Recommendations for Smoking Cessation in Hospital

The editorialists recommend that the following be implemented in the hospital to assist with smoking cessation in the high-risk AMI population:

Effective counseling in the hospital for all smokers--"Hospital-based cessation treatment needs to be proactive, tailored to readiness to quit, progressive in the use of nicotine replacement for the management of withdrawal symptoms, and focused on gaining buy-in and building rapport for continued treatment and patient adherence posthospitalization," they write.

Effective transition from inpatient to outpatient smoking-cessation treatment (minimum one-month follow-up).

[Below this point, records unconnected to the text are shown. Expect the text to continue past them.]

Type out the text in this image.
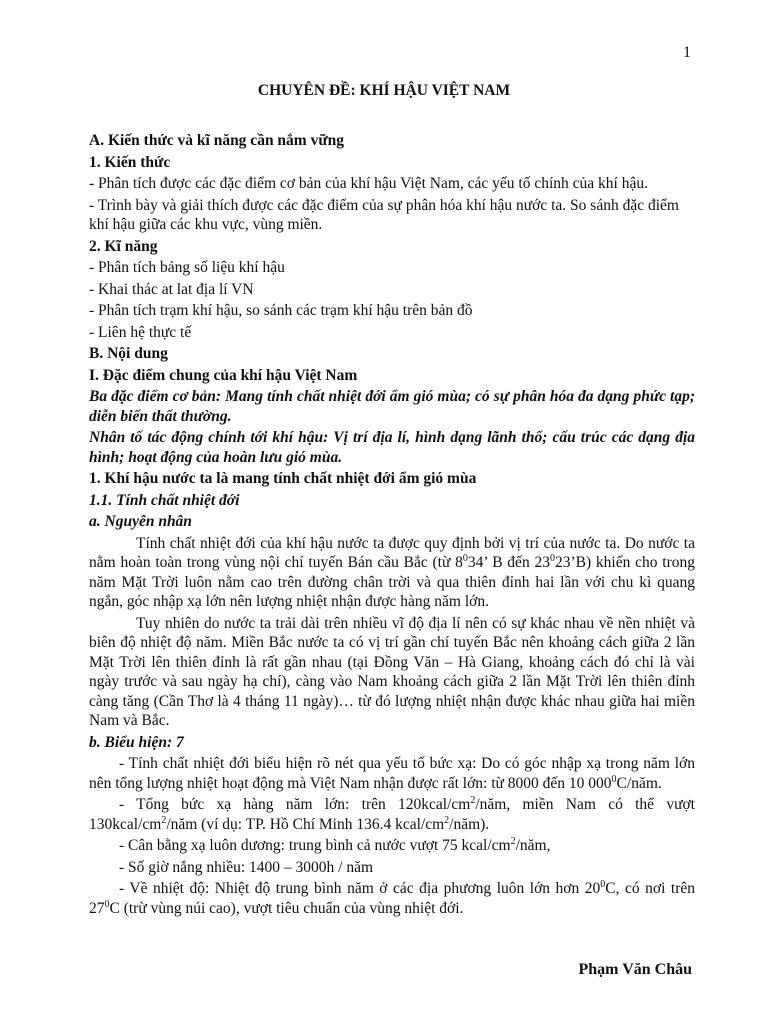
1
CHUYÊN ĐỀ: KHÍ HẬU VIỆT NAM

A. Kiến thức và kĩ năng cần nắm vững

1. Kiến thức

- Phân tích được các đặc điểm cơ bản của khí hậu Việt Nam, các yếu tố chính của khí hậu.

- Trình bày và giải thích được các đặc điểm của sự phân hóa khí hậu nước ta. So sánh đặc điểm khí hậu giữa các khu vực, vùng miền.

2. Kĩ năng

- Phân tích bảng số liệu khí hậu

- Khai thác at lat địa lí VN

- Phân tích trạm khí hậu, so sánh các trạm khí hậu trên bản đồ

- Liên hệ thực tế

B. Nội dung

I. Đặc điểm chung của khí hậu Việt Nam

Ba đặc điểm cơ bản: Mang tính chất nhiệt đới ẩm gió mùa; có sự phân hóa đa dạng phức tạp; diễn biến thất thường.

Nhân tố tác động chính tới khí hậu: Vị trí địa lí, hình dạng lãnh thổ; cấu trúc các dạng địa hình; hoạt động của hoàn lưu gió mùa.

1. Khí hậu nước ta là mang tính chất nhiệt đới ẩm gió mùa

1.1. Tính chất nhiệt đới

a. Nguyên nhân

Tính chất nhiệt đới của khí hậu nước ta được quy định bởi vị trí của nước ta. Do nước ta nằm hoàn toàn trong vùng nội chí tuyến Bán cầu Bắc (từ $8^034$’ B đến $23^023’B$) khiến cho trong năm Mặt Trời luôn nằm cao trên đường chân trời và qua thiên đỉnh hai lần với chu kì quang ngắn, góc nhập xạ lớn nên lượng nhiệt nhận được hàng năm lớn.

Tuy nhiên do nước ta trải dài trên nhiều vĩ độ địa lí nên có sự khác nhau về nền nhiệt và biên độ nhiệt độ năm. Miền Bắc nước ta có vị trí gần chí tuyến Bắc nên khoảng cách giữa 2 lần Mặt Trời lên thiên đỉnh là rất gần nhau (tại Đồng Văn – Hà Giang, khoảng cách đó chỉ là vài ngày trước và sau ngày hạ chí), càng vào Nam khoảng cách giữa 2 lần Mặt Trời lên thiên đỉnh càng tăng (Cần Thơ là 4 tháng 11 ngày)… từ đó lượng nhiệt nhận được khác nhau giữa hai miền Nam và Bắc.

b. Biểu hiện: 7

- Tính chất nhiệt đới biểu hiện rõ nét qua yếu tố bức xạ: Do có góc nhập xạ trong năm lớn nên tổng lượng nhiệt hoạt động mà Việt Nam nhận được rất lớn: từ 8000 đến 10 $000^0C$/năm.

- Tổng bức xạ hàng năm lớn: trên $120kcal/cm^2$/năm, miền Nam có thể vượt $130kcal/cm^2$/năm (ví dụ: TP. Hồ Chí Minh 136.4 kcal/$cm^2/năm$).

- Cân bằng xạ luôn dương: trung bình cả nước vượt 75 kcal/$cm^2$/năm,

- Số giờ nắng nhiều: 1400 – 3000h / năm

- Về nhiệt độ: Nhiệt độ trung bình năm ở các địa phương luôn lớn hơn $20^0C$, có nơi trên $27^0C$ (trừ vùng núi cao), vượt tiêu chuẩn của vùng nhiệt đới.

Phạm Văn Châu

Prescription of medication to manage withdrawal and support long-term cessation.

Management of comorbid mental health issues, including depression, which can be triggers for smoking relapse.

These recommendations, they point out, are in line with the Joint Commission's current recommended hospitalwide standards.

The study was funded by the Canadian Institutes of Health Research and the Heart and Stroke Foundation of Quebec. Eisenberg received funding from Pfizer Canada, to perform the EVITA trial. Disclosures for the coauthors are listed in the paper.